Mistral-Large-Instruct-2411-2.75bpw-h6-exl2
Property | Value |
---|---|
Base Model | Mistral-Large-Instruct-2411 |
Parameters | 123B |
License | Mistral Research License (MRL) |
Context Length | 32K tokens |
Supported Languages | 10+ languages |
What is Mistral-Large-Instruct-2411-2.75bpw-h6-exl2?
This model is an EXL2-quantized version of the Mistral-Large-Instruct-2411, optimized for systems with 48GB VRAM while maintaining the powerful capabilities of the original 123B parameter model. It features state-of-the-art reasoning, knowledge, and coding capabilities, with improved long context handling and function calling abilities.
Implementation Details
The model uses 2.75 bits-per-weight quantization with h6 precision, enabling efficient deployment on systems with limited VRAM while preserving model performance. It supports a 32K context window with Q4 cache optimization, making it suitable for extensive document processing and complex reasoning tasks.

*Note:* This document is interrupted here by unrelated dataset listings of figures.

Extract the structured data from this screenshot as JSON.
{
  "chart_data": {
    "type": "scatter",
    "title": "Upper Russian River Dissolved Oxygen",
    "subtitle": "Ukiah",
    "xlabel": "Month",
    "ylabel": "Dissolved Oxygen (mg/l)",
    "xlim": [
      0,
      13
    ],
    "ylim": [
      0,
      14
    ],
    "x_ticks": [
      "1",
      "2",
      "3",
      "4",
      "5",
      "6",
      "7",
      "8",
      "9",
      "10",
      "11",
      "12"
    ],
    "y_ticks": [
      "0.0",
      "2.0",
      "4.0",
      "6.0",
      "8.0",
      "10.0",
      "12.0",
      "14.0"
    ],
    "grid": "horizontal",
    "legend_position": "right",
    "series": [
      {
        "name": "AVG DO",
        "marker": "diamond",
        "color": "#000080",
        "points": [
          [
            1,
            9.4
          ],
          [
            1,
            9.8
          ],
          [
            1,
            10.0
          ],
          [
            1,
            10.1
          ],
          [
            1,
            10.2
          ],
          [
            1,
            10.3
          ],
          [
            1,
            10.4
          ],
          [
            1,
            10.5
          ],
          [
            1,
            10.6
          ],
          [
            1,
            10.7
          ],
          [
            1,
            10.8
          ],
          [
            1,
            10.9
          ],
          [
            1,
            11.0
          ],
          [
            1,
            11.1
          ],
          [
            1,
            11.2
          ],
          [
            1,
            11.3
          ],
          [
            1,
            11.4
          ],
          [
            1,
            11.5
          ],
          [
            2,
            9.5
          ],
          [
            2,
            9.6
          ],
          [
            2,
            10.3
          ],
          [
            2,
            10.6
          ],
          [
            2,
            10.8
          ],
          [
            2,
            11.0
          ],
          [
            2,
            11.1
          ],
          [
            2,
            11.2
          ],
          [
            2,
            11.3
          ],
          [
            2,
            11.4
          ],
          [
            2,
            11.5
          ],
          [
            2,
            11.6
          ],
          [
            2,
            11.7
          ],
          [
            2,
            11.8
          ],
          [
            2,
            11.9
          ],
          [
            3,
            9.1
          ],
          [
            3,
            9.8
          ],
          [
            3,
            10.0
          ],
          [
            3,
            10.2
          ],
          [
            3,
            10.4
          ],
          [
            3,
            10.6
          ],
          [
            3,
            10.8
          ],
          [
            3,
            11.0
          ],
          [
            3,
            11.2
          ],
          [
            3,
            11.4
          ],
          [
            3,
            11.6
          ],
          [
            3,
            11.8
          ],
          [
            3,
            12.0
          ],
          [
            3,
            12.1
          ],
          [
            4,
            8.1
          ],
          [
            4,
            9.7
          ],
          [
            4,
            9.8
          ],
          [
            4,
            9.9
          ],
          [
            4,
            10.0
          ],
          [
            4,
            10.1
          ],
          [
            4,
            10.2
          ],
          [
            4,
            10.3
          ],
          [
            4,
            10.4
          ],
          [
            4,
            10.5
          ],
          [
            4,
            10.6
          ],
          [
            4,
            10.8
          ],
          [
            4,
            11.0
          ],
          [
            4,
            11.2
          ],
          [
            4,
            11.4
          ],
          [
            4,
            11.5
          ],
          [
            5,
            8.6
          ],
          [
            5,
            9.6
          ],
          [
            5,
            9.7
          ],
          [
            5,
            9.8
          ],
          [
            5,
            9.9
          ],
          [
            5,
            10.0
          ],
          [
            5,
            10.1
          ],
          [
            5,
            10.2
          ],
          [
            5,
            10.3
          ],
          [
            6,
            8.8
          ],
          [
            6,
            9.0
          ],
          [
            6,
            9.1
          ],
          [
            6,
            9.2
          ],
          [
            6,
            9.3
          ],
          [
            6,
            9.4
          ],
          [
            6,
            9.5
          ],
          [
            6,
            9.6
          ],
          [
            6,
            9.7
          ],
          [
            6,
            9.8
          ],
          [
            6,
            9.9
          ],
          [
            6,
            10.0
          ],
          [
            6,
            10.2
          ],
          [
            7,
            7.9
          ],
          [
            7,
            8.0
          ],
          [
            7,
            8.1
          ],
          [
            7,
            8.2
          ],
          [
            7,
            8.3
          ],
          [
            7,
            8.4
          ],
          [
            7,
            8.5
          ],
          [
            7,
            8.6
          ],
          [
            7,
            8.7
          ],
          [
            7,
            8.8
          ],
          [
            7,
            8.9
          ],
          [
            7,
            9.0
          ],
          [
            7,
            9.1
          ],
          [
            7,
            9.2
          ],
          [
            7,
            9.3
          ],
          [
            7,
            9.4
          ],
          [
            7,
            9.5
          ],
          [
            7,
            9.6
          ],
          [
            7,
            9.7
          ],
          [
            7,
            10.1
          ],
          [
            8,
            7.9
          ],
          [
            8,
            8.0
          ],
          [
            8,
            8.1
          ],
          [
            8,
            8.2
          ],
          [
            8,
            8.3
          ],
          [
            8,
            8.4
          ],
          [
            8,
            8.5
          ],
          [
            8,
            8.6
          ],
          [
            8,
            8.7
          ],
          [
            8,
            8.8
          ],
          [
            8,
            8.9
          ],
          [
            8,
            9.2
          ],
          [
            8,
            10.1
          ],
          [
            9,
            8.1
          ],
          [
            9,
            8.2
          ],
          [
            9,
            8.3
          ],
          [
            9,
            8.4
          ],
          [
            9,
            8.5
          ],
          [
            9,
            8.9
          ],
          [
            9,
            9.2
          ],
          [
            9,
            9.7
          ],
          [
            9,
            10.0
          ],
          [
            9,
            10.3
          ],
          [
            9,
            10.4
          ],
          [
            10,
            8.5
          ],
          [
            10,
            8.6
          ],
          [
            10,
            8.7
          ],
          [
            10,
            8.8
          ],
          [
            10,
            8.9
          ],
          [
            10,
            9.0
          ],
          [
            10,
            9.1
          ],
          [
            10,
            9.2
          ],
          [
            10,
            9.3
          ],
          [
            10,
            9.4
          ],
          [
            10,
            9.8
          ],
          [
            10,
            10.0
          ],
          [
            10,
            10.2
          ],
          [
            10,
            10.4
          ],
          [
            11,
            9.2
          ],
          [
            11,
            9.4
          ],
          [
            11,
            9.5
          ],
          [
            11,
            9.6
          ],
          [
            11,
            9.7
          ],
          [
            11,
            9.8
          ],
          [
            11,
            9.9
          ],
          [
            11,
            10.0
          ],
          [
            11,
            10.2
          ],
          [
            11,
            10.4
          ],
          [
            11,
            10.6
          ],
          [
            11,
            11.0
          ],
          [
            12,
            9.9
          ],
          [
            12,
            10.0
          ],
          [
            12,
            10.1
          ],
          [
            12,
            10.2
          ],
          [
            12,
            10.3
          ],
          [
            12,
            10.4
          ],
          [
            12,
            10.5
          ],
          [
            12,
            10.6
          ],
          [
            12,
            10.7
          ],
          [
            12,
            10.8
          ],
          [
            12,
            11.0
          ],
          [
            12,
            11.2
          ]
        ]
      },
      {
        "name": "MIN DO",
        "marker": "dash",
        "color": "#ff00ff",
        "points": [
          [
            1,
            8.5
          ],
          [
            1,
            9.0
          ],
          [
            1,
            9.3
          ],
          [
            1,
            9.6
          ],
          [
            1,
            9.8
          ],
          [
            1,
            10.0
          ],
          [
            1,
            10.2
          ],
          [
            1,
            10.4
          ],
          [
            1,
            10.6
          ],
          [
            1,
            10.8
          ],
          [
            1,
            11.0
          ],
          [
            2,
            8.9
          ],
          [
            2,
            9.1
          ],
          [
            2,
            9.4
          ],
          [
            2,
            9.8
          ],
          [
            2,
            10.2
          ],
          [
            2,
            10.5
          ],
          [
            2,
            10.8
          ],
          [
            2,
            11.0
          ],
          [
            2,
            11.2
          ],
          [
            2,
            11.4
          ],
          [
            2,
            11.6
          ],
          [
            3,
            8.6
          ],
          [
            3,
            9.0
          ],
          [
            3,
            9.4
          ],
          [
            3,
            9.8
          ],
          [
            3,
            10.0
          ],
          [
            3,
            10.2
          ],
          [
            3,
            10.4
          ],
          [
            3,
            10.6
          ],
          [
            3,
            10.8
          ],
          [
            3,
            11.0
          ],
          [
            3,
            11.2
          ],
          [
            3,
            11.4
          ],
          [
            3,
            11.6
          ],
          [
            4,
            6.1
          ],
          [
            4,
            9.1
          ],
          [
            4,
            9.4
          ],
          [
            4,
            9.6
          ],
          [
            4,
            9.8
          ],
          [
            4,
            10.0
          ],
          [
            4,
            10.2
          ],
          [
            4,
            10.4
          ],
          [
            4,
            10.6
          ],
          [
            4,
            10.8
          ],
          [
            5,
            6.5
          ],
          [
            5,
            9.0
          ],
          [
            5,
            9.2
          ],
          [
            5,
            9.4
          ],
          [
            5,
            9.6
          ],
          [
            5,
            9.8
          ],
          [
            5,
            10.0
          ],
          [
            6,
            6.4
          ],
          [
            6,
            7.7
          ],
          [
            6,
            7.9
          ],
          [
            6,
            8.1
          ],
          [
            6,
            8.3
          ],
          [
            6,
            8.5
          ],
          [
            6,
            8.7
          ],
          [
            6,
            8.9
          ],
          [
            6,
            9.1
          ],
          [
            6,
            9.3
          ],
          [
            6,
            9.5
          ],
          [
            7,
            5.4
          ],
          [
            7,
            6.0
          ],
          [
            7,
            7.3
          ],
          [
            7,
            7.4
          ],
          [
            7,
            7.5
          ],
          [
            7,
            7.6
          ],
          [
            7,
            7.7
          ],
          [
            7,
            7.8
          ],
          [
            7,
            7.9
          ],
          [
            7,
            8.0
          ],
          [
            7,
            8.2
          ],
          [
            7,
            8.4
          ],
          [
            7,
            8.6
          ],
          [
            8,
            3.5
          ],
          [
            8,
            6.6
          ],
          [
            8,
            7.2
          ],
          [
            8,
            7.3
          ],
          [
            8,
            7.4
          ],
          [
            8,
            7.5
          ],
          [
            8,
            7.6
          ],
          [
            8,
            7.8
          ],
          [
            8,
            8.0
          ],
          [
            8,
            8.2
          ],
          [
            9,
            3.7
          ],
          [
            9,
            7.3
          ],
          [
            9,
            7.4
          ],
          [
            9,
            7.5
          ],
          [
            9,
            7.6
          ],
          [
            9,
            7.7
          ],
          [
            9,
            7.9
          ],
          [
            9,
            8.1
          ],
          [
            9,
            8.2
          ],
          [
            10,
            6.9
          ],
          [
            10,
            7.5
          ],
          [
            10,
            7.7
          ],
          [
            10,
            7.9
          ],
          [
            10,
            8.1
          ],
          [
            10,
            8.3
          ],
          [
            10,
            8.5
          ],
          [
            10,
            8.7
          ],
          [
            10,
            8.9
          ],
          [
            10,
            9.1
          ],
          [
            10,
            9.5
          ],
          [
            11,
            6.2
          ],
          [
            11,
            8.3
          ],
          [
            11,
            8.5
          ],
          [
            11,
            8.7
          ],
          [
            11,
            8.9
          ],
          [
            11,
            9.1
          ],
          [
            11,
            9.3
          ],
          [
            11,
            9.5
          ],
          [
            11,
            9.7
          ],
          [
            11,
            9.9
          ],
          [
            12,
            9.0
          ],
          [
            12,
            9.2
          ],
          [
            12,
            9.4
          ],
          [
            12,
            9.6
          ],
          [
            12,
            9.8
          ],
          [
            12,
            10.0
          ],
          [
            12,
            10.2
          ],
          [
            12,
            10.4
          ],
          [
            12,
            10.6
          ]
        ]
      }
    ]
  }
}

- Optimized for vLLM deployment
- Supports multiple deployment configurations
- Enhanced system prompt handling
- Native function calling capabilities
Core Capabilities
- Multi-lingual support for 10+ languages including English, French, German, Spanish, Italian, Chinese, Japanese, Korean, Portuguese
- Proficient coding abilities across 80+ programming languages
- Advanced mathematical and reasoning capabilities
- Robust context adherence for RAG applications
- Agent-centric design with native function calling
Frequently Asked Questions
Q: What makes this model unique?
This model stands out for its efficient quantization that enables running a 123B parameter model on systems with just 48GB VRAM, while maintaining high performance across multiple languages and tasks.
Q: What are the recommended use cases?
The model is specifically designed for research purposes under the Mistral Research License. It excels in coding tasks, mathematical reasoning, and multi-lingual applications, particularly where context length and memory efficiency are crucial.